I always did notice how so many food freaks preach just like religious nuts. Figures it is all just another crusade to pacify us heathens. Now watch them howl discrimination when we are the ones that have been jerked around.

Karin Kloosterman    
Canada  |  March, 19, 2013 at 11:18 PM

Case in point Jeff as to why eating pork is probably not good for your brain, or soul. Note to editor: I was born in Canada, and I converted to Judaism.
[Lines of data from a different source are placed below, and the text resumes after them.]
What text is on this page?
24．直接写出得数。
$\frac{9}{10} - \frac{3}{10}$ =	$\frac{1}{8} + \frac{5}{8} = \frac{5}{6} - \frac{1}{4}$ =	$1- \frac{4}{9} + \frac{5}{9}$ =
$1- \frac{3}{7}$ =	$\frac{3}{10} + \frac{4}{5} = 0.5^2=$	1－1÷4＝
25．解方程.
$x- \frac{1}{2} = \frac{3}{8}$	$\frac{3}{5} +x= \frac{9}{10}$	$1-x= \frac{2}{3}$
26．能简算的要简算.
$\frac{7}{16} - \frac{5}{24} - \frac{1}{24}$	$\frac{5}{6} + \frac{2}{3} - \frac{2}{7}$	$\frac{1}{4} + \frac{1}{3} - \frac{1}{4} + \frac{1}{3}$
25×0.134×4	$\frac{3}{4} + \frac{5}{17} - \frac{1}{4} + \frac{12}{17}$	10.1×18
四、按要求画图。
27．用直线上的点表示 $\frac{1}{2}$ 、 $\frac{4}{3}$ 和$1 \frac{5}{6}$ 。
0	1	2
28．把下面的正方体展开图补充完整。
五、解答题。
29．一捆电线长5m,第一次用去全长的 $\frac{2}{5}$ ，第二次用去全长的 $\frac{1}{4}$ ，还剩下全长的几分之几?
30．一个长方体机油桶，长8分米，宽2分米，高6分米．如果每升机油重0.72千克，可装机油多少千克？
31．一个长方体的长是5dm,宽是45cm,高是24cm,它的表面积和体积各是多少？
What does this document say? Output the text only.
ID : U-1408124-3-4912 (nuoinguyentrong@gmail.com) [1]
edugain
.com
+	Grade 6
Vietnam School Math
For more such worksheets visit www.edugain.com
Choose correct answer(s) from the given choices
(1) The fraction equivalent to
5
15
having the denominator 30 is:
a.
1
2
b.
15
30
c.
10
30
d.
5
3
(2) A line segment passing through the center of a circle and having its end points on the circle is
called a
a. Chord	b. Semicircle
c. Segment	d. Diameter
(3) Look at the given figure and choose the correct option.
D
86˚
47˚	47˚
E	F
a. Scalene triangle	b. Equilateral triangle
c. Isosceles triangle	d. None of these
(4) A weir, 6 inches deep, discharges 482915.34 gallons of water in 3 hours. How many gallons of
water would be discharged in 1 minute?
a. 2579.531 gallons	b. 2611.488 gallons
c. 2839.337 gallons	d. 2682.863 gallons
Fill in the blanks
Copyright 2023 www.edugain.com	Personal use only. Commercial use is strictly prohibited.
Virginia  |  March, 20, 2013 at 08:55 AM

Wow! This explains everything. Just listen to Kloosterman going all righteous on us. Force your whims on Kosher food and butt out of our lives Karen. "Engender" your "activism" to someone who gives a "sh*t" about your pushy religious affectations. Free the Palestinians while you're at it.

now we see clearly    
California  |  March, 20, 2013 at 09:38 AM

What the $@!!..."eating the legs off your living dog, or worshipping the gods of sh*t"...where did that nastiness come from? That is completely uncalled for. Shame on you Karin Kloosterman. Looks like you make Josh's list (somewhere down near the bottom)...and do a grave disservice to your fellow Jews with the vulgar epithets made public. This is what we in agriculture are up against. Not very nice people collaborating to crucify honest food producers and consumers. Good to know - forewarned is forearmed. But still, shame, shame Karin.

Mark P.    
Iowa  |  March, 20, 2013 at 02:10 PM

Same religious outfit responsible for all the migrant worker violations in one of their big kosher packing plants in Postville here in Iowa a few years back. A lot of talk about community welfare preaching at us how to live and all that instead they brutalized an entire town. Took the money and ran. Same old story never changes with those people. Now they tell us how to eat. For our own good they say. No thanks I say. Keep your predatory religion out of it.